In der Habsburger-Ära errichtete Papst Leo XIII. errichtete 1882 in Sarajevo die neue Erzdiözese Vrhbosna - unter dem aus Zagreb berufenen Diözesanpriester und Theologen Josip Stadler als Erzbischof -, und unterstellte ihr die Diözesen Banja Luka und Mostar Duvno. Pfarrgemeinden wurden gegründet, da zahlreiche kroatische Katholiken wieder ins Land kamen. Die Erzdiözese Sarajevo, wo nun der katholische und orthodoxe Dom sowie auch die Synagoge gebaut wurden, spricht heute rückblickend von einer katholischen "Blütezeit".

Weiterhin stellten die orthodoxen Serben, die unter dem Schutz des russischen Zarenreichs standen und den Habsburgern mit Distanz begegneten, 1910 mit 42 Prozent die Bevölkerungsmehrheit, während ein Drittel Muslime, und 23 Prozent Katholiken waren. Infolge der Balkankriege 1912 und 1913 kam es zu einer Radikalisierung und einer Verschärfung des Nationalismus. Nach dem tödlichen Attentat auf den Thronfolger Franz Ferdinand am 28. Juni 1914 in der Altstadt von Sarajevo folgten Ausschreitungen, Verhaftungen und große Fluchtwellen serbischer Familien aus Sarajevo nach Serbien und Montenegro.

Kommunisten veranstalteten Schauprozesse

Nach dem Ersten Weltkrieg wurde Bosnien und Herzegowina zunächst Teil des Königreichs der Serben, Kroaten und Slowenen, dann ab 1929 des Königreichs Jugoslawien. Die serbische Obrigkeit begegnete der weiter wachsenden katholischen Kirche mit großer Skepsis und enteignete die muslimischen Landbesitzer. Eine Zäsur brachten die Wirren des Zweiten Weltkriegs: Im erbitterten Kampf zwischen kroatischer Heimwehr, Ustascha-Faschisten, serbischen Tschetniks, kommunistischen Partisanen sowie deutscher Wehrmacht und italienischen Truppen entlud sich viel aufgestauter Hass zwischen den Glaubensgemeinschaften. Etliche Gläubige und Priester wurden umgebracht, Kirchen zerstört und ganze Gemeinden ausgelöscht.

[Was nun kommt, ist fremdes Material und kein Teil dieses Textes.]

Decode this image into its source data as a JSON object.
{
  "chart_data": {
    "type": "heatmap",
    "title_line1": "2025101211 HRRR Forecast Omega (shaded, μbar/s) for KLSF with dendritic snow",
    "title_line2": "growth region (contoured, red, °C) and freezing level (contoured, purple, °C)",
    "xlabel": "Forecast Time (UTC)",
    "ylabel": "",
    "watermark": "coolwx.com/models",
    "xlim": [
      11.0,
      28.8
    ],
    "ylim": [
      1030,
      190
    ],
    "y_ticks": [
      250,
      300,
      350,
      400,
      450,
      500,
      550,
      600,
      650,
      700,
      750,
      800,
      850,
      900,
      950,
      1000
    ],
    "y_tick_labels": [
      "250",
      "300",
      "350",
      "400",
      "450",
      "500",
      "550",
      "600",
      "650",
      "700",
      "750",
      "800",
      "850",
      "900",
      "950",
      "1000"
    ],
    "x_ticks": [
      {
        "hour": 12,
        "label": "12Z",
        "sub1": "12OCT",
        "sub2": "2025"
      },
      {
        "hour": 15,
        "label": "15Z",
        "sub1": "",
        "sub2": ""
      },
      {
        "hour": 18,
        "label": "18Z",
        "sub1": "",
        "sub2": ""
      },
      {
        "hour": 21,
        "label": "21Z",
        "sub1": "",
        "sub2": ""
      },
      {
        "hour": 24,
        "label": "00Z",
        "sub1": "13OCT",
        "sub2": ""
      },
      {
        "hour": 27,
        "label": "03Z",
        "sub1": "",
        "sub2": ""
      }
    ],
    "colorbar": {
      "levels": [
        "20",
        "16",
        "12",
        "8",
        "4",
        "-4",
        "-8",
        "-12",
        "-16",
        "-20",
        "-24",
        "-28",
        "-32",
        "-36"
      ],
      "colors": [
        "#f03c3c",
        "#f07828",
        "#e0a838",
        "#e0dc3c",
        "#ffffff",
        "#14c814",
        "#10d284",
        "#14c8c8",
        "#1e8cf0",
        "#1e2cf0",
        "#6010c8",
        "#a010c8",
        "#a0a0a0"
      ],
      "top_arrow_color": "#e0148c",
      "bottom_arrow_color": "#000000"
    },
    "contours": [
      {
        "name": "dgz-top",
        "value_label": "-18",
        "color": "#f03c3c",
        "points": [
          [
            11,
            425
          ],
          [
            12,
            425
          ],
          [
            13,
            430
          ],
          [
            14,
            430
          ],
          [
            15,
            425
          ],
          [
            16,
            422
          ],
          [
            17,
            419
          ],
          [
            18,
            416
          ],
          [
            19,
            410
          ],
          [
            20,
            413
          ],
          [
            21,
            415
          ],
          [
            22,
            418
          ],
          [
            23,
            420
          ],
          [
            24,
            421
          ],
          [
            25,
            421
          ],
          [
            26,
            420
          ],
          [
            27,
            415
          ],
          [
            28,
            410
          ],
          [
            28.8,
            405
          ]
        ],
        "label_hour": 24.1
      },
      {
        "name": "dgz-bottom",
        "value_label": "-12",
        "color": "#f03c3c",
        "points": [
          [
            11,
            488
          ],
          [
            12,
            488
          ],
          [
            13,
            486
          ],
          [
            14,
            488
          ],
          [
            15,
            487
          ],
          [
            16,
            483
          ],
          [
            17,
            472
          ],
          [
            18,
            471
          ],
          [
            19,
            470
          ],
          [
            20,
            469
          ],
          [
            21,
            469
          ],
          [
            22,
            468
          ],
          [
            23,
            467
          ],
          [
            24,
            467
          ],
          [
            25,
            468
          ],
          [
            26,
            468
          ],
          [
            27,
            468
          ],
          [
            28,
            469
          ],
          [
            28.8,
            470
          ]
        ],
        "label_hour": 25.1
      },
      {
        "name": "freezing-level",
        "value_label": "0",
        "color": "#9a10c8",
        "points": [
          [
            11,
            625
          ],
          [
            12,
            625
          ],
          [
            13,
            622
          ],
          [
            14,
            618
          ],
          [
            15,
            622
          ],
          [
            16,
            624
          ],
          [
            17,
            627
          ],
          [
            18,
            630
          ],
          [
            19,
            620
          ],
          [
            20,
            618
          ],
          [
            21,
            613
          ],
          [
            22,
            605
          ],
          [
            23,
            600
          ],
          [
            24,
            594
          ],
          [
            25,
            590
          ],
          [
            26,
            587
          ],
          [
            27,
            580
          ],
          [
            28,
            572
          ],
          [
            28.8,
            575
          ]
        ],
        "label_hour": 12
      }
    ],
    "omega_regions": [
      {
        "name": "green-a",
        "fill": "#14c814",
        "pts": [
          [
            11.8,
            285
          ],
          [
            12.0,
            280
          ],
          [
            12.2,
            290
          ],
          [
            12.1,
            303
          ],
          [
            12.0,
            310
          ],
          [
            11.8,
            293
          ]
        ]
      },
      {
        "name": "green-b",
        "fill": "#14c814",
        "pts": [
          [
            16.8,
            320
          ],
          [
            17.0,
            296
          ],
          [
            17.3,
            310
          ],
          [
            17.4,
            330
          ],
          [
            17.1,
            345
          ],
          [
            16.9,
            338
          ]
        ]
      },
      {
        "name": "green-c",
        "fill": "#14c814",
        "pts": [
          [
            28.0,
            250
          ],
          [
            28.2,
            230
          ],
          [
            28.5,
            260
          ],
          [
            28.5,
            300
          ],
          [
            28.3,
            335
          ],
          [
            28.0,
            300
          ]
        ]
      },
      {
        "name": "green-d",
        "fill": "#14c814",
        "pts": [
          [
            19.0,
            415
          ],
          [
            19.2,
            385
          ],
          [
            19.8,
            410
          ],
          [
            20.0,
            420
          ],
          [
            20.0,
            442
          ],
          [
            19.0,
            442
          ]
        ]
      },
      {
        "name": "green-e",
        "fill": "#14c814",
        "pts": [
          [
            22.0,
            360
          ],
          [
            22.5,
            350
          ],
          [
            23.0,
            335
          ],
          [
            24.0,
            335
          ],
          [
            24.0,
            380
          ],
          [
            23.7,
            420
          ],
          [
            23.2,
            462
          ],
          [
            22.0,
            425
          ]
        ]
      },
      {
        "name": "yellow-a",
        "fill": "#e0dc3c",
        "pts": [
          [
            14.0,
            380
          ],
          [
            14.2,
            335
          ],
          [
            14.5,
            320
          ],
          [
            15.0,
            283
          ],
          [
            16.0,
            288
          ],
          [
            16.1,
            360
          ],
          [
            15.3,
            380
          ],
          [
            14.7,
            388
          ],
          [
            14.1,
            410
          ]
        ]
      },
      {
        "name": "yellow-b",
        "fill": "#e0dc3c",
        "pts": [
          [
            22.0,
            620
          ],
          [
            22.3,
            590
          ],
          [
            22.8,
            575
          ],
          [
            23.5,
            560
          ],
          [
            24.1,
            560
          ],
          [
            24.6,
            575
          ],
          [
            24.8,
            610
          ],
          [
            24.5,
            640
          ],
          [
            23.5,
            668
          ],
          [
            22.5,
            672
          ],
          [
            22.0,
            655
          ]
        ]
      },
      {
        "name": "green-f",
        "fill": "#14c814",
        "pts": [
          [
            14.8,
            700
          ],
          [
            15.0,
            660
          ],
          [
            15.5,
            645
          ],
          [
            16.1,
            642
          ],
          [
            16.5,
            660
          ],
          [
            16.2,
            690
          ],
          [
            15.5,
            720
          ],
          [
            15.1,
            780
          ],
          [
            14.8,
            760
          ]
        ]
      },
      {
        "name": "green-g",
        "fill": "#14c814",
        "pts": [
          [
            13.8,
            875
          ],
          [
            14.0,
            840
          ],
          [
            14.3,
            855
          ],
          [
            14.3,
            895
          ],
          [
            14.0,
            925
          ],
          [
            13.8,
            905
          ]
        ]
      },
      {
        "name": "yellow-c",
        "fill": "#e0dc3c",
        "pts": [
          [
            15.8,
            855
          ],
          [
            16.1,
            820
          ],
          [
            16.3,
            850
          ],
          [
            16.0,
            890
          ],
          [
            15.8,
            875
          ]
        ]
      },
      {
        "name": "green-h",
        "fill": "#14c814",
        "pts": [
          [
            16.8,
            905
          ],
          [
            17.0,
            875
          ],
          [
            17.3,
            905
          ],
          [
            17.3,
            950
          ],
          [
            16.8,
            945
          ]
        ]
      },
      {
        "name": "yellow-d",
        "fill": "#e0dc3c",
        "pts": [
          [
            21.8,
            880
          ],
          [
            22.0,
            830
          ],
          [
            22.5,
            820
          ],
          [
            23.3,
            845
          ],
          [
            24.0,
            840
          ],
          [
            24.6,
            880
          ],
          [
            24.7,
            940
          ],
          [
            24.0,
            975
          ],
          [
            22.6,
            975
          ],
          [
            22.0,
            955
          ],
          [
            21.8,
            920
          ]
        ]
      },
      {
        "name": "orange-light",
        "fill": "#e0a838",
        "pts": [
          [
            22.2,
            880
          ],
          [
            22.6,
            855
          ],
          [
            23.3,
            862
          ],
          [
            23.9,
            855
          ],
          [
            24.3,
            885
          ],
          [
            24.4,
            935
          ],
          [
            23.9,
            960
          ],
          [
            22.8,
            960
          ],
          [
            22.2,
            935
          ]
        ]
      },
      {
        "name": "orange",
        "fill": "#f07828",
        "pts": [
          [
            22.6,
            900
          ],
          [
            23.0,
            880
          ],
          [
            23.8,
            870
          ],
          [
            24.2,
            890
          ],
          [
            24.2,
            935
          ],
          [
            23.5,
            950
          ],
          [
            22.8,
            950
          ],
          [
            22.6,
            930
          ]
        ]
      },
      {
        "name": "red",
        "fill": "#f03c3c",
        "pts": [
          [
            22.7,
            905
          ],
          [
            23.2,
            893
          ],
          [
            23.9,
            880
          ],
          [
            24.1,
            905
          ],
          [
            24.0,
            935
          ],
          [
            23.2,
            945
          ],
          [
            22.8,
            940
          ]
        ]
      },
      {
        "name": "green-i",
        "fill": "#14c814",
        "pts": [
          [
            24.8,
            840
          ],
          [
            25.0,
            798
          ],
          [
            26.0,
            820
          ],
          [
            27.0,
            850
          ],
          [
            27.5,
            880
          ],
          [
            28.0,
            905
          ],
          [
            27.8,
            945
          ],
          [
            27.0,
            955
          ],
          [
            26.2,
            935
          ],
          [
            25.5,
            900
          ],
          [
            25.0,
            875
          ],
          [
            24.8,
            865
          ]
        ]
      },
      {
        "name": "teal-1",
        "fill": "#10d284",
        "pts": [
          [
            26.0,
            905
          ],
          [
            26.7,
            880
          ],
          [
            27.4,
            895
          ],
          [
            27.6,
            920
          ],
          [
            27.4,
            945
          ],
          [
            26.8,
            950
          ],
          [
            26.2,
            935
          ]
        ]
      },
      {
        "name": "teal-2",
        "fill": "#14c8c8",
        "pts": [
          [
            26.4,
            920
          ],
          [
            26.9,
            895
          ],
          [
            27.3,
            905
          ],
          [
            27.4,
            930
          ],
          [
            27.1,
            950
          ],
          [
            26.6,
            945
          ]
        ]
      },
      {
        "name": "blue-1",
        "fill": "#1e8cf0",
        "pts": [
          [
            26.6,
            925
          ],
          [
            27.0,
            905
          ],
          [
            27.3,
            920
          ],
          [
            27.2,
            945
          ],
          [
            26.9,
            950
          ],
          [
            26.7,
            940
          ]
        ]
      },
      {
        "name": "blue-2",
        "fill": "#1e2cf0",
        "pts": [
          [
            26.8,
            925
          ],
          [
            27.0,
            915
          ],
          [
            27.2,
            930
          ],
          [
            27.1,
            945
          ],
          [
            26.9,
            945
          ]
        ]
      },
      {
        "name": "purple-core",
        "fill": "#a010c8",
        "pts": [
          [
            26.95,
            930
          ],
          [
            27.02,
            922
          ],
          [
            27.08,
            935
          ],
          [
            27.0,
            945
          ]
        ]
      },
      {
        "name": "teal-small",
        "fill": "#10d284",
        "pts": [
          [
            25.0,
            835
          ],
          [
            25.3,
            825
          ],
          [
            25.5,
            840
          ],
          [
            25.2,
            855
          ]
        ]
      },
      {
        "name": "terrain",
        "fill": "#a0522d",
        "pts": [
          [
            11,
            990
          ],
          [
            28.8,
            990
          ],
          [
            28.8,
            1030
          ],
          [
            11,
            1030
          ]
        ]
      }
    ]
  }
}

Mit der kommunistischen Partisanen-Zeit ab 1945 dauerten die Verfolgungen der Katholiken an: Tausende - darunter 160 Priester und Dutzende Ordensleute - wurden ermordet, viele in Schauprozessen zu Zwangsarbeit verurteilt, Frauenorden vertrieben, die Priesterseminare in Sarajevo und Mostar geschlossen, die katholische Presse verboten und lange gab es im Land keinen Bischof auf freiem Fuß. Erst langsam gelang es Bosniens Katholiken mit ausländischer Unterstützung, einzelne Gebäude wieder aufzubauen oder zu renovieren.

In diese Zeit fällt auch der Beginn der Berichte von angeblichen Marienerscheinungen - der Vatikan hat diese bisher nicht anerkannt - im von Franziskanern betreuten herzegowinischen Wallfahrtsort Medjugorje in den 1980er Jahren. 1990 folgte die Ernennung von Vinko Puljic zum Erzbischof von Vrhbosna-Sarajewo durch Papst Johannes Paul II., der den damals 49-Jährigen 1994 auch zum ersten Kardinal aus Bosnien machte. Damals herrschte bereits drei Jahre Krieg im Land, mit den oben beschriebenen dramatischen Folgen für alle Bewohner von Bosnien-Herzegowina, im Besonderen aber eben auch für die dort lebenden Christen bzw. Katholiken.